To add to the other problems that people have mentioned, text selection is a little strange and putty doesn't pass along keys like "End" for some reason, which is useful in tools like less.

If you use git on Windows with PuTTY/plink it's also significantly slower than OpenSSH. I saw clones of a large repository go from 60 KB/s to 600 KB/s after switching from PuTTY to OpenSSH.

  • Wrt less: Assuming End just goes to the bottom of the document (I'm away from my computer so I can't check), G does the same thing

With PuTTy you have to open a separate application and configure connection in a completely different manner. Compared to Linux/OSX which enables a "work in a terminal" model, where "ssh", "scp", etc. are commands that can be used from within an existing terminal. It feels like a completely separate tool from the terminal instead of integrated with the terminal. I think this is a similar argument that users of text-based-editors (vim, emacs) have over using GUI-based editors.

Same.

I like Putty's graphical session manager; on OSX and Linux I don't want to fiddle with ~/.ssh/config.

The lock-in with Putty is annoying though, being able to export all configured sessions to a .ssh/config file would be awesome.

  • As a counterpoint, I LOVE the whole ~/.ssh directory. It keeps everything in one place, is text-editable, is cross-platform between Mac and Linux, and easily transferred to new machines, or restored to existing ones after a fresh reinstall.

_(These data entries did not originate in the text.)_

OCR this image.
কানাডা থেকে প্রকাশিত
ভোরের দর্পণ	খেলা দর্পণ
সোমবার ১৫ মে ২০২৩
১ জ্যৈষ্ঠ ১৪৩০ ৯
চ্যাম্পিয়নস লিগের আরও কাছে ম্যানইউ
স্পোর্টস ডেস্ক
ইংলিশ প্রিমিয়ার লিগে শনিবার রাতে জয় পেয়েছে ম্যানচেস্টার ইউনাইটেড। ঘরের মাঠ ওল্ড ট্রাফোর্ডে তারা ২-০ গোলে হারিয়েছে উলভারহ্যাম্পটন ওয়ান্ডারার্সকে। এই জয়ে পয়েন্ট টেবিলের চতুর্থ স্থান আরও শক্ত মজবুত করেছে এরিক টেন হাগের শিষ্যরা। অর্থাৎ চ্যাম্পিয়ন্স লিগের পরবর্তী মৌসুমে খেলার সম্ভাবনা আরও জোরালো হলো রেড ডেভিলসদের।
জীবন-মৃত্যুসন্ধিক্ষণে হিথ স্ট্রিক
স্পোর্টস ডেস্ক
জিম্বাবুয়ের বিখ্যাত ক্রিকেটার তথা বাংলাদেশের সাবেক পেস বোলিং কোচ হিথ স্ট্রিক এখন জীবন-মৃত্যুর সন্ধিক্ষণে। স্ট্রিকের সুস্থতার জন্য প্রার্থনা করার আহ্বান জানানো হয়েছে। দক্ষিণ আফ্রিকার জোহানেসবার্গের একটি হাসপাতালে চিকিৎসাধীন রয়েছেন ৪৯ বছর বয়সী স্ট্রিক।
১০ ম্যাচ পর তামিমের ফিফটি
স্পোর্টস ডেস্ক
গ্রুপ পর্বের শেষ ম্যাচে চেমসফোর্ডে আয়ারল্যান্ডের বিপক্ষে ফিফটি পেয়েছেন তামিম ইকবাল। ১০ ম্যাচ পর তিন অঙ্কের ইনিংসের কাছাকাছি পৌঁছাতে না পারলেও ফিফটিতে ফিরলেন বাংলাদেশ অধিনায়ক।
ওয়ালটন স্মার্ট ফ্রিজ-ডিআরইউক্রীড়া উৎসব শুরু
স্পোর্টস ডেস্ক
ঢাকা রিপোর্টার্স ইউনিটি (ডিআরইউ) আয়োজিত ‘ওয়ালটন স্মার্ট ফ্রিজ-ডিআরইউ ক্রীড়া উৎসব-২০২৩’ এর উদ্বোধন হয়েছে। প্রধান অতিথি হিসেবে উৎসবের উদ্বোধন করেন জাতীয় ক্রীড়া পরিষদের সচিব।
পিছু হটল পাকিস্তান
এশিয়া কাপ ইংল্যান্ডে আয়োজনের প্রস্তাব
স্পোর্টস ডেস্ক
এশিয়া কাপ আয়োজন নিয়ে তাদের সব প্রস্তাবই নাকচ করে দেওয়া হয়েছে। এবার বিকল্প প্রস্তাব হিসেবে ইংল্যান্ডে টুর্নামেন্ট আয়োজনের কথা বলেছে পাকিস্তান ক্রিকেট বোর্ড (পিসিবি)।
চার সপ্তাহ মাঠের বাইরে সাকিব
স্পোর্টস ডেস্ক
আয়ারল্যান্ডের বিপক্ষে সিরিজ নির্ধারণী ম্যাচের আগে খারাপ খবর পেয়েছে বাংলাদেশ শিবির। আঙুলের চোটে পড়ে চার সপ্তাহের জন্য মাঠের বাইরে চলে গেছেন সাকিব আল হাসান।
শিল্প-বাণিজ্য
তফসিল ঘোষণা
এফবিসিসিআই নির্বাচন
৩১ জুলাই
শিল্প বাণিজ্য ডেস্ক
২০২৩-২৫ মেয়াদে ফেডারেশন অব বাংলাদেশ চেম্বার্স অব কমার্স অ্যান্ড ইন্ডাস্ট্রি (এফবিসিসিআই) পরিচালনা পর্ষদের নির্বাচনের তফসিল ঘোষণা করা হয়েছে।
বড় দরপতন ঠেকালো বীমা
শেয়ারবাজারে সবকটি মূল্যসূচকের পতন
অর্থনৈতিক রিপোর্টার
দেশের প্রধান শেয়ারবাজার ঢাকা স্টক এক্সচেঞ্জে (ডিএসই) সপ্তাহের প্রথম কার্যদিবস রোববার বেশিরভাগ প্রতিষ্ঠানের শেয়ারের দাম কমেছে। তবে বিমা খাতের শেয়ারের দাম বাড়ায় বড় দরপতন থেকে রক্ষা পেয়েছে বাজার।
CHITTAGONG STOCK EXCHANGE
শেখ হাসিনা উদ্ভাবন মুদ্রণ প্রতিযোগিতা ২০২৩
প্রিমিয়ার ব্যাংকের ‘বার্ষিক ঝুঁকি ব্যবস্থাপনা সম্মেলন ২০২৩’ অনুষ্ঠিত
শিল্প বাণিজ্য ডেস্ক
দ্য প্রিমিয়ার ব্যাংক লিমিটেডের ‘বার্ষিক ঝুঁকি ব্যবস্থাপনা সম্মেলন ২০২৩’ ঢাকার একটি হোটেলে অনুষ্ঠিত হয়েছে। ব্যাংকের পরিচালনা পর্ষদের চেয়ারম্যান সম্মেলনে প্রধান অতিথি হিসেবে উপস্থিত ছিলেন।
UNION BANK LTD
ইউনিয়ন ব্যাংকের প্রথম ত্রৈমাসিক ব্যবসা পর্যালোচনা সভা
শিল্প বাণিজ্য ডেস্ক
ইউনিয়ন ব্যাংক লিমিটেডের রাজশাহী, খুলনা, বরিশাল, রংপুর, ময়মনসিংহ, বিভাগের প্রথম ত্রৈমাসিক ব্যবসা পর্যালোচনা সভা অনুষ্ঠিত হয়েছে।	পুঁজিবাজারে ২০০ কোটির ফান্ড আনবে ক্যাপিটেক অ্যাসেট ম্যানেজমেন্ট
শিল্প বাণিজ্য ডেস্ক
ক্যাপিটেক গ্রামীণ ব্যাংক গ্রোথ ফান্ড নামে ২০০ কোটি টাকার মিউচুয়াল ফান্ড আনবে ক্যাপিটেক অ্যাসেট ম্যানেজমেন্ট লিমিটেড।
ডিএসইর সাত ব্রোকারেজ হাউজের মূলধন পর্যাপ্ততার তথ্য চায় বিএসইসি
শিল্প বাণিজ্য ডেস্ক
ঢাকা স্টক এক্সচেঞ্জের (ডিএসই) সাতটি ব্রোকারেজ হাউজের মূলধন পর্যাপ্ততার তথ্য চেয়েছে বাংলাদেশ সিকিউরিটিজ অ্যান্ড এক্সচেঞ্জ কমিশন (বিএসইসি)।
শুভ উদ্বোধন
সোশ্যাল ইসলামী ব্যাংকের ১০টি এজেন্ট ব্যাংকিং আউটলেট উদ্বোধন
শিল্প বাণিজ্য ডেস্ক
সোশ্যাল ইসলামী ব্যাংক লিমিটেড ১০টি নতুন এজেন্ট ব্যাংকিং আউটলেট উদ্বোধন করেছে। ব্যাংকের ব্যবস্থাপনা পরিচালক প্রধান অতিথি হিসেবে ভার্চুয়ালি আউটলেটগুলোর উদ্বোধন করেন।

    With Putty, if I want to change, say, the size of the terminal opened on connections, I'd have to update every Putty session individually. Been there; done that. Ridiculous. That should be a function of the terminal you run SSH under, not the SSH session itself.

  • There are versions of PuTTY that store the config in files, usually with names like Porta-PuTTY. I use the hacked up Xming Portable Putty because I do a lot of X forwarding and the base PuTTY used to have some stability issues with it. They're probably fixed now, but I still use the hacked up PuTTY because my configs are in the text files instead of the Registry and regular PuTTY doesn't know about them.

    • > with names like Porta-PuTTY

      Okay, I think I just found a new contender with GIMP for 'worst software title'...

  • It's all in the registry. I forget where, but search for the hostname or ip of one of your configs in regedit (CAVEAT EMPTOR!!!!) and export the whole folder with all the configs in. You'll get a .reg file (or whatever it is) that you can double click on any other windows machine and your settings will get ported over. Paths to key files are preserved verbatim.

    Again CAVEAT EMPTOR (as with anything to do with regedit).

  • All of the sessions are stored in the registry, which you can dump to a text file easily enough. A couple of minutes with awk or something and you'd have your ssh_config file.

I quite like PuTTy as well. I have only had problems when using gdb or jdb - it doesn't translate arrows properly so history or editing current command doesn't work and some apostrophes or ticks or whatever get translated to accented characters. I always blamed the shitshow of unix tty for that. Is there an ssh client/terminal that doesn't have these problems?

  • PuTTY on Windows does all of those things perfectly reasonably for me (I just checked) - it might be as easy as making sure your PuTTY environment defaults to UTF-8 instead of ISO-8859-1 or various codepages.

For one, it's plainly impossible to use an existing OpenSSH private key with PuTTY. You can convert PuTTY keys to the OpenSSH format with putty-keygen (or what it's called), but not the other way around. This antifeature alone cost me two hours recently.

Is anyone really using Terminal.app? Once I tried iTerm2 I never launched it again.